Stop It Before It Starts

A program I’ve found highly useful of late is Windows Startup Inspector. It does something Windows XP should do, but doesn’t: Allow you to decide what programs do and don’t start when Windows does. It sounds dumb until you realise that most programs these days — including a lot that should know better — automatically load themselves, or bits of themselves, into memory when you boot up. It can seriously slow down your computer, and there’s no straightforward way to fix the problem in Windows XP. It’s a bit like the next door neighbour cadging a lift to work everyday without asking.

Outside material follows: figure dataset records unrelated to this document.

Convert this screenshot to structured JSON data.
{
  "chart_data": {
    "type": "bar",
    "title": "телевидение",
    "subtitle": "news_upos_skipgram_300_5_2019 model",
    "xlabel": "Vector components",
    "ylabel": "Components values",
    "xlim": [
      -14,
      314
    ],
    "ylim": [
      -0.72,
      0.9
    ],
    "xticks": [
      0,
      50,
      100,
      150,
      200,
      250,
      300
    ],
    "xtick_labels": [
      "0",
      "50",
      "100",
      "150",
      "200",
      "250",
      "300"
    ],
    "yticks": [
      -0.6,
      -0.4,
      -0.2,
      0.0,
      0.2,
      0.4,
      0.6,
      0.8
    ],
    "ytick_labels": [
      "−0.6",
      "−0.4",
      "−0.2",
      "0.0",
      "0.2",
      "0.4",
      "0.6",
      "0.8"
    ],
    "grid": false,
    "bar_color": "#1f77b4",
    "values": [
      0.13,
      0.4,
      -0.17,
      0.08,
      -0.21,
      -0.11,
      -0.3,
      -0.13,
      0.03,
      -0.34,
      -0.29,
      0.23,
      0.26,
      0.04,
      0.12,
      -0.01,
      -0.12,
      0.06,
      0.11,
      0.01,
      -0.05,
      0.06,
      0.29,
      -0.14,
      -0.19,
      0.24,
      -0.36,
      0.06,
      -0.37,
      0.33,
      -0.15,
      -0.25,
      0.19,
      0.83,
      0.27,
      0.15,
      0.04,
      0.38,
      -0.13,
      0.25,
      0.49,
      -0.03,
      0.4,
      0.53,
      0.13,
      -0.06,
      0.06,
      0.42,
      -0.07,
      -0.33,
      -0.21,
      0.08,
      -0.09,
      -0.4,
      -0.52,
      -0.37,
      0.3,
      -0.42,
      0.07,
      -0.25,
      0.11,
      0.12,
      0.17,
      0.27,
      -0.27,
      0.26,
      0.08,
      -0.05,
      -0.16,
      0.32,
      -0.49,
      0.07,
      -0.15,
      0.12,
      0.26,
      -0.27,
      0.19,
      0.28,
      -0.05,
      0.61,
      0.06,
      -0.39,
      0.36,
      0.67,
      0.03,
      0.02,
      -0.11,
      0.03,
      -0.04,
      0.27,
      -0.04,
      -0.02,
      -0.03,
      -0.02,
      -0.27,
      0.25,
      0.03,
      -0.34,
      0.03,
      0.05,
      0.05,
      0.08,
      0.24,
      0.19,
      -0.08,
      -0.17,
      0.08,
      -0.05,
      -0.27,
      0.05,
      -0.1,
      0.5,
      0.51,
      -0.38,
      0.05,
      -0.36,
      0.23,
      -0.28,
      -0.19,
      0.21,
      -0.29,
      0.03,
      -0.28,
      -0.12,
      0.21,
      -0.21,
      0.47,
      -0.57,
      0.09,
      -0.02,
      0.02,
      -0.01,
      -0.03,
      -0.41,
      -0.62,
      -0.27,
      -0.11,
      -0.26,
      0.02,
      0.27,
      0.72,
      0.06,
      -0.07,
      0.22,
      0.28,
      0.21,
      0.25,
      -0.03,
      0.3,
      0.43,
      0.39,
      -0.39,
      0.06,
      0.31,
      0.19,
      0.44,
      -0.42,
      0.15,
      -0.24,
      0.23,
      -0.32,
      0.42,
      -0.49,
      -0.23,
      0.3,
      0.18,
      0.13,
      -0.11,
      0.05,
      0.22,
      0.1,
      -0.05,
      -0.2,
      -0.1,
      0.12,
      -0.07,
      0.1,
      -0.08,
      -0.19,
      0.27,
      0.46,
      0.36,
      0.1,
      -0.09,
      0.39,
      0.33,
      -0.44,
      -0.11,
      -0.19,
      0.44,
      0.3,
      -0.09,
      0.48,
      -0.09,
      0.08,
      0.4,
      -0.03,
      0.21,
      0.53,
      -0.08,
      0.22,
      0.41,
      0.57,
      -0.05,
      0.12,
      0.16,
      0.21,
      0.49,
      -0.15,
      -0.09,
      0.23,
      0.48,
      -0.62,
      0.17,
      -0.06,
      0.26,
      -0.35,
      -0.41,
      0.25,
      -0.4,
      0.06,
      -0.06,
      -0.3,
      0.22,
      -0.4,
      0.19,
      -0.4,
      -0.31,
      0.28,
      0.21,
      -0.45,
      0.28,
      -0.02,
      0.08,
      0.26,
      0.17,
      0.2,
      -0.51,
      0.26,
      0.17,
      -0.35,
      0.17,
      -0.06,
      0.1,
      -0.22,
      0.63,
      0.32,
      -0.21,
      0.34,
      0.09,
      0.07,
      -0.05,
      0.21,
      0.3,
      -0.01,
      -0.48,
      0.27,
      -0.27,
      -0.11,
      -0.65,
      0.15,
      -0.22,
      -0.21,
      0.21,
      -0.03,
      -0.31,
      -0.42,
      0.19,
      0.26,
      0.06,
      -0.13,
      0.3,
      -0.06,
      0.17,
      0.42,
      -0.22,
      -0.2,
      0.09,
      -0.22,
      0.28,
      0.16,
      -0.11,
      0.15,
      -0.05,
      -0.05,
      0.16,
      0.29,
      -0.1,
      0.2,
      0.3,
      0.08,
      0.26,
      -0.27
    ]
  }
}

Startup Inspector lists all these annoying programs, and will even try to tell you more about them than merely their name, via an online database of some 3,400 known programs. I have disabled about half of the programs that have loaded themselves uninvited and it definitely helps, even when you’ve got lots of memory to play with. They hog memory, but they also take time to load. Even sneaky little programs like RealNetworks’ Tkbell.exe (a silly little reminder program) will try to reload itself automatically into your start-up queue whenever you use the RealPlayer (my advice: don’t use it if you can possibly help it.)

Windows Startup Inspector is Freeware. If you like it you can make a donation to the author, through PayPal. Or you can buy his laptop, which he seems to be selling on eBay. Hard times for software authors?